With Uttar Pradesh officials suggesting that fake videos were circulated to incite and stoke communal tension in the run-up to the violence in Muzaffarnagar, Union Minister for Information and Broadcasting Manish Tewari on Monday said new media presented scope for misuse and “the law [IT Act] was on a learning curve.”
Recalling a similar flare-up last year when messages on social media triggered a mass exodus of people to the north-east from southern cities, Mr. Tewari said, “I have often said that never before have so many people from so many places had so much power at their fingertips. This is the largest ungoverned space on earth.”

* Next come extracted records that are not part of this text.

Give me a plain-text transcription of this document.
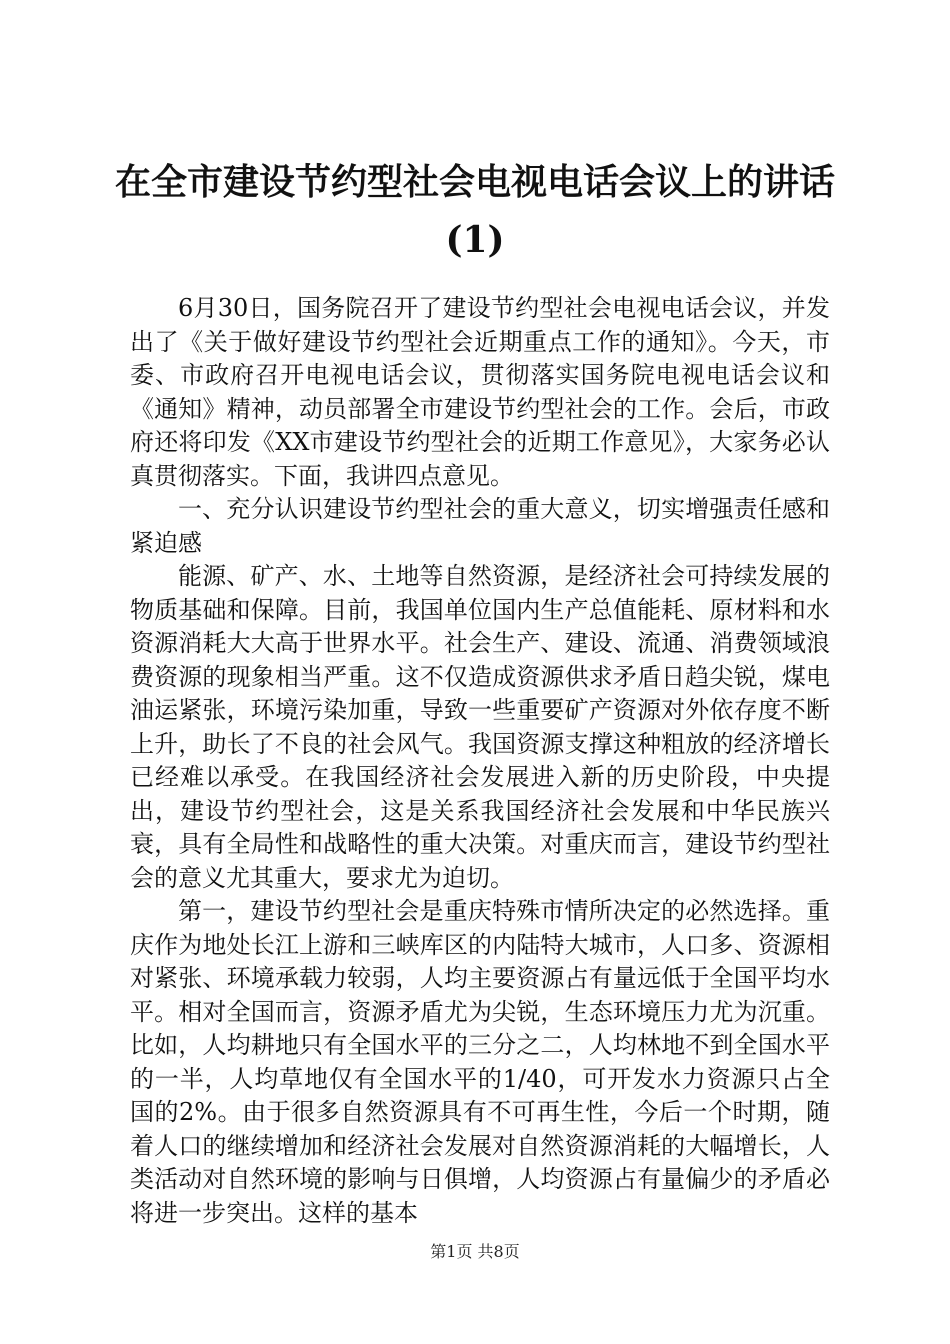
在全市建设节约型社会电视电话会议上的讲话
(1)

6月30日，国务院召开了建设节约型社会电视电话会议，并发出了《关于做好建设节约型社会近期重点工作的通知》。今天，市委、市政府召开电视电话会议，贯彻落实国务院电视电话会议和《通知》精神，动员部署全市建设节约型社会的工作。会后，市政府还将印发《XX市建设节约型社会的近期工作意见》，大家务必认真贯彻落实。下面，我讲四点意见。

一、充分认识建设节约型社会的重大意义，切实增强责任感和紧迫感

能源、矿产、水、土地等自然资源，是经济社会可持续发展的物质基础和保障。目前，我国单位国内生产总值能耗、原材料和水资源消耗大大高于世界水平。社会生产、建设、流通、消费领域浪费资源的现象相当严重。这不仅造成资源供求矛盾日趋尖锐，煤电油运紧张，环境污染加重，导致一些重要矿产资源对外依存度不断上升，助长了不良的社会风气。我国资源支撑这种粗放的经济增长已经难以承受。在我国经济社会发展进入新的历史阶段，中央提出，建设节约型社会，这是关系我国经济社会发展和中华民族兴衰，具有全局性和战略性的重大决策。对重庆而言，建设节约型社会的意义尤其重大，要求尤为迫切。

第一，建设节约型社会是重庆特殊市情所决定的必然选择。重庆作为地处长江上游和三峡库区的内陆特大城市，人口多、资源相对紧张、环境承载力较弱，人均主要资源占有量远低于全国平均水平。相对全国而言，资源矛盾尤为尖锐，生态环境压力尤为沉重。比如，人均耕地只有全国水平的三分之二，人均林地不到全国水平的一半，人均草地仅有全国水平的1/40，可开发水力资源只占全国的2%。由于很多自然资源具有不可再生性，今后一个时期，随着人口的继续增加和经济社会发展对自然资源消耗的大幅增长，人类活动对自然环境的影响与日俱增，人均资源占有量偏少的矛盾必将进一步突出。这样的基本

第1页 共8页
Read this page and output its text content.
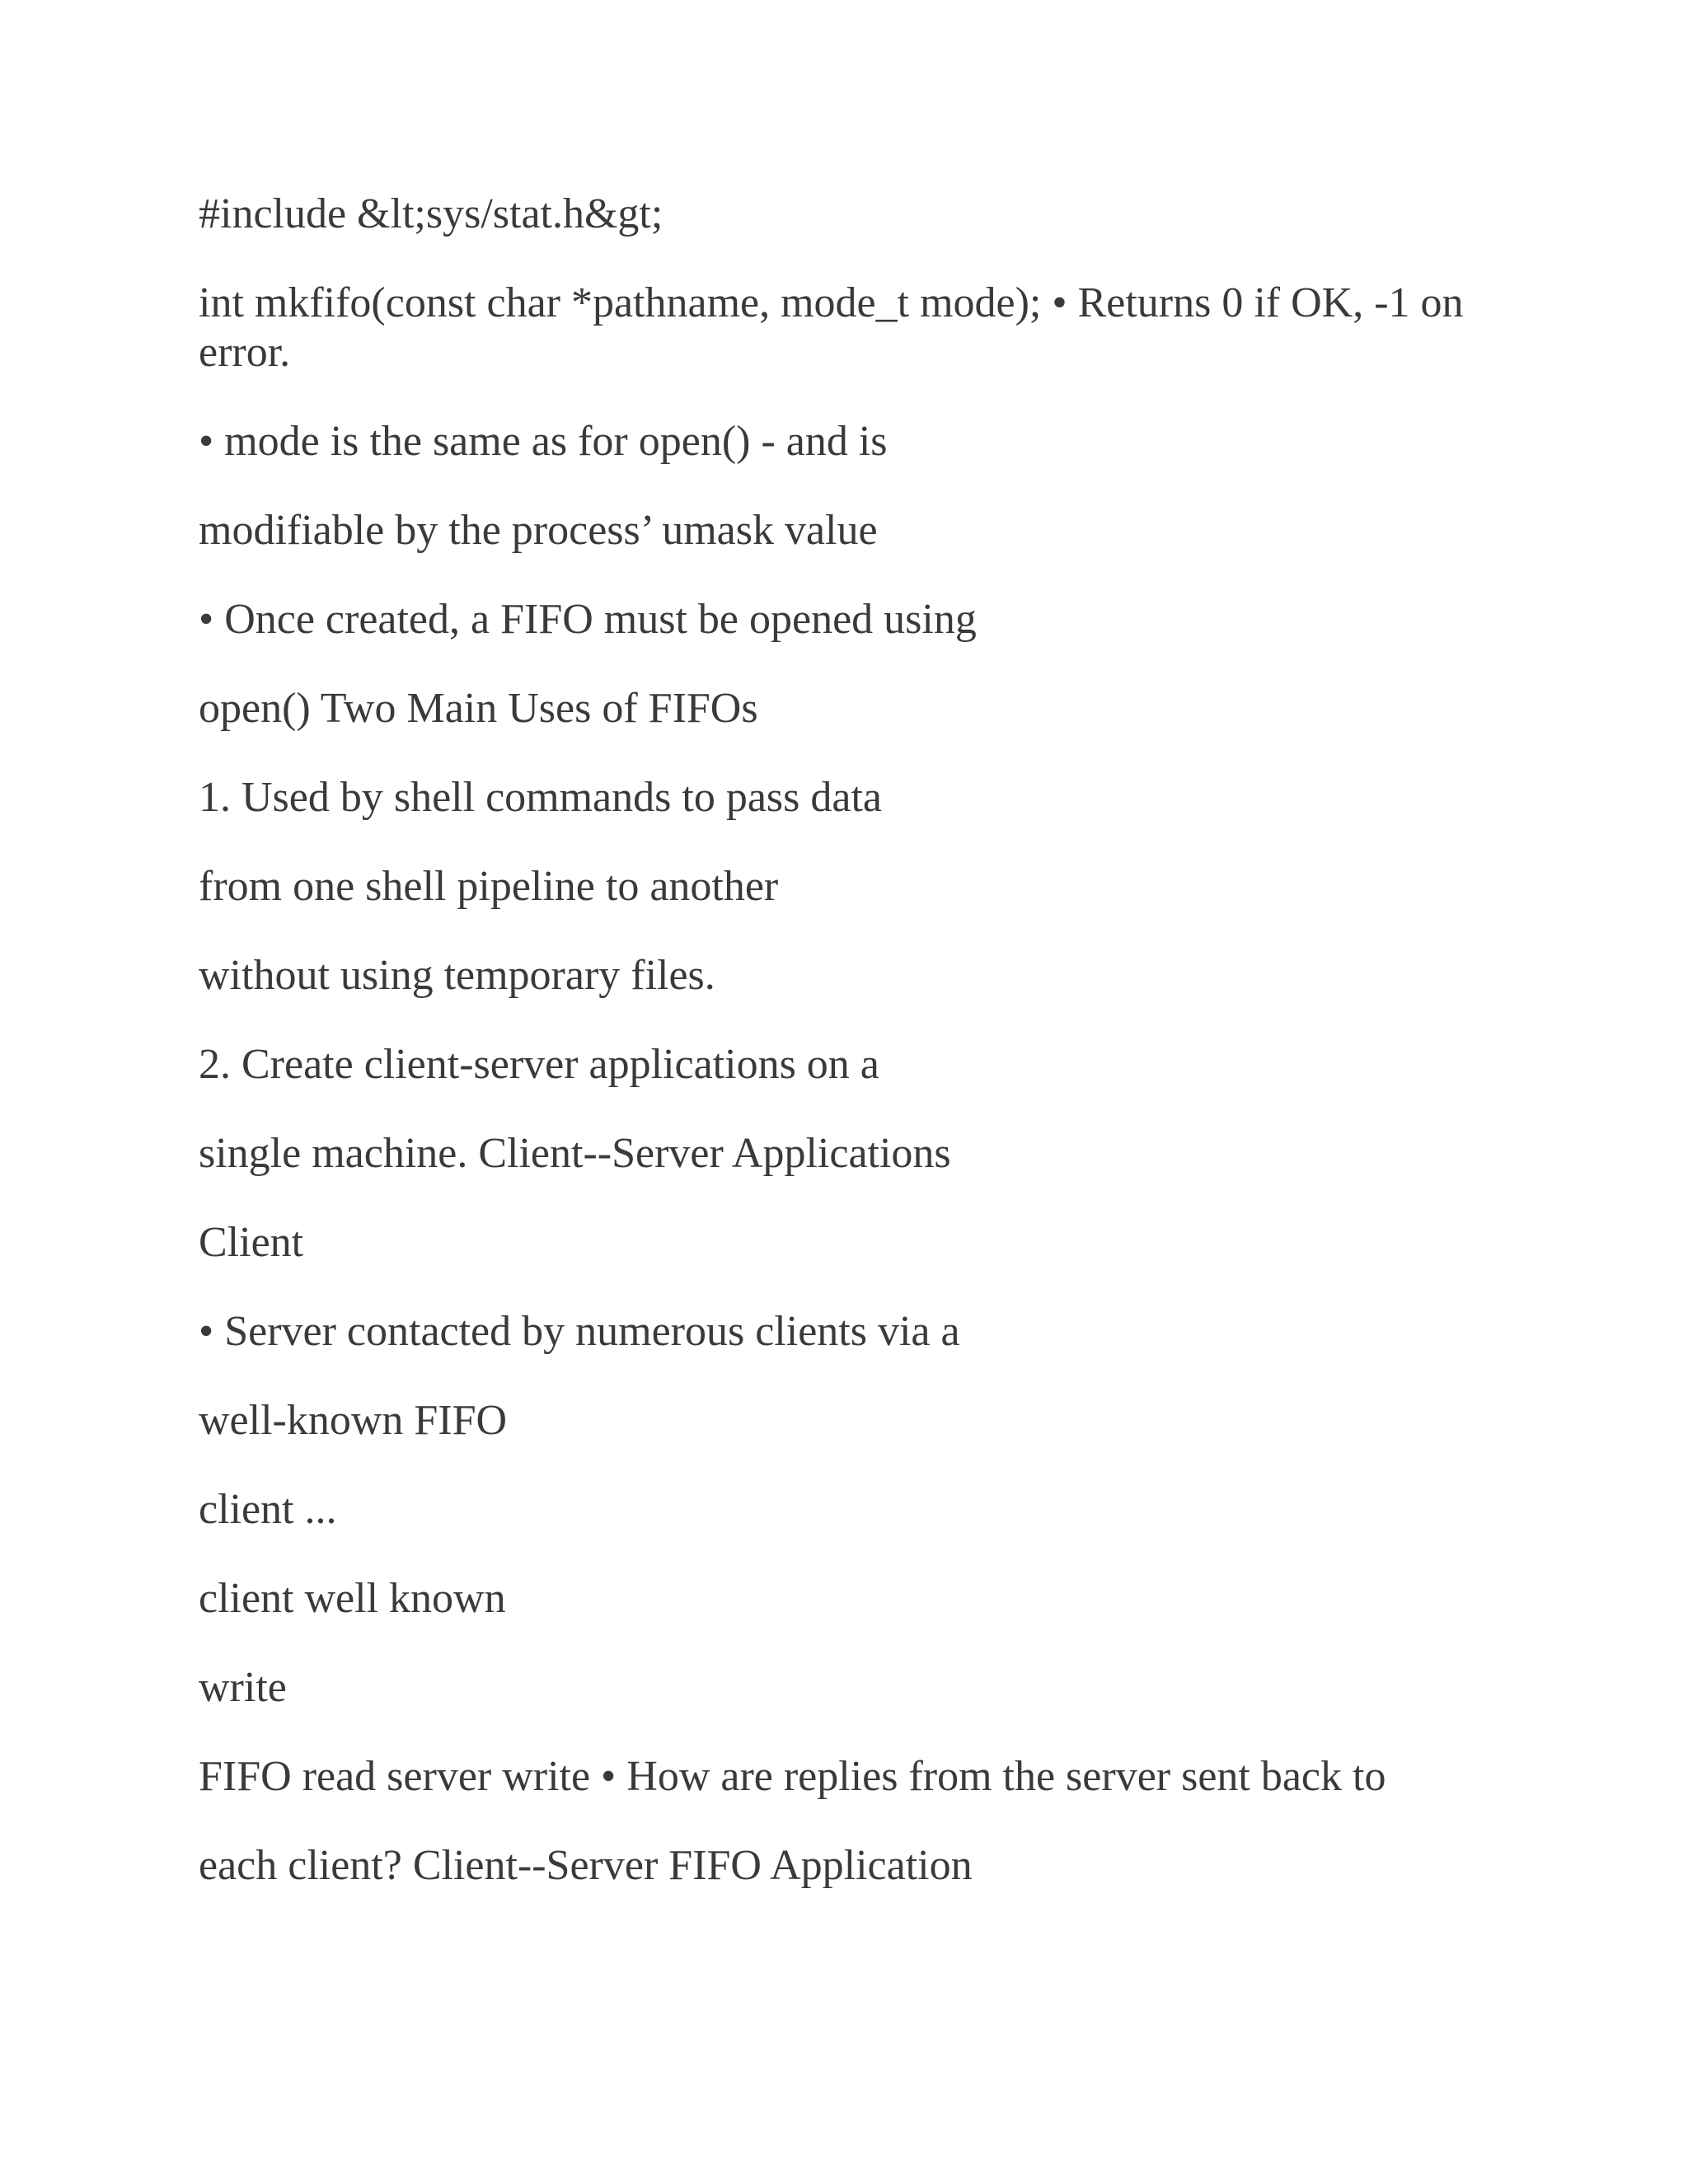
#include &lt;sys/stat.h&gt;

int mkfifo(const char *pathname, mode_t mode); • Returns 0 if OK, -1 on error.

• mode is the same as for open() - and is

modifiable by the process’ umask value

• Once created, a FIFO must be opened using

open() Two Main Uses of FIFOs

1. Used by shell commands to pass data

from one shell pipeline to another

without using temporary files.

2. Create client-server applications on a

single machine. Client--Server Applications

Client

• Server contacted by numerous clients via a

well-known FIFO

client ...

client well known

write

FIFO read server write • How are replies from the server sent back to

each client? Client--Server FIFO Application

Prime Minister Manmohan Singh too had raised the issue of “responsibility for social harmony and public order,” speaking at the inauguration of the National Media Centre in the capital two weeks ago: “I emphasise this particularly in the light of the social media revolution, which is rendering irrelevant the lines between a connected citizen and a professional journalist.” Dr. Singh had added that a “mature and wise” handling was necessary in order to avoid the “tragedy” of last year, when many became “victims of an online propaganda campaign and were driven across the country to their home States.”
Asked if the incident in UP necessitated further regulation, Mr. Tewari said: “There is already an IT Act administered by the Ministry of Communications and Information Technology. If something has law and order implications, some steps become necessary which do not impinge on fundamental freedom of speech and expression but fall within reasonable restrictions.”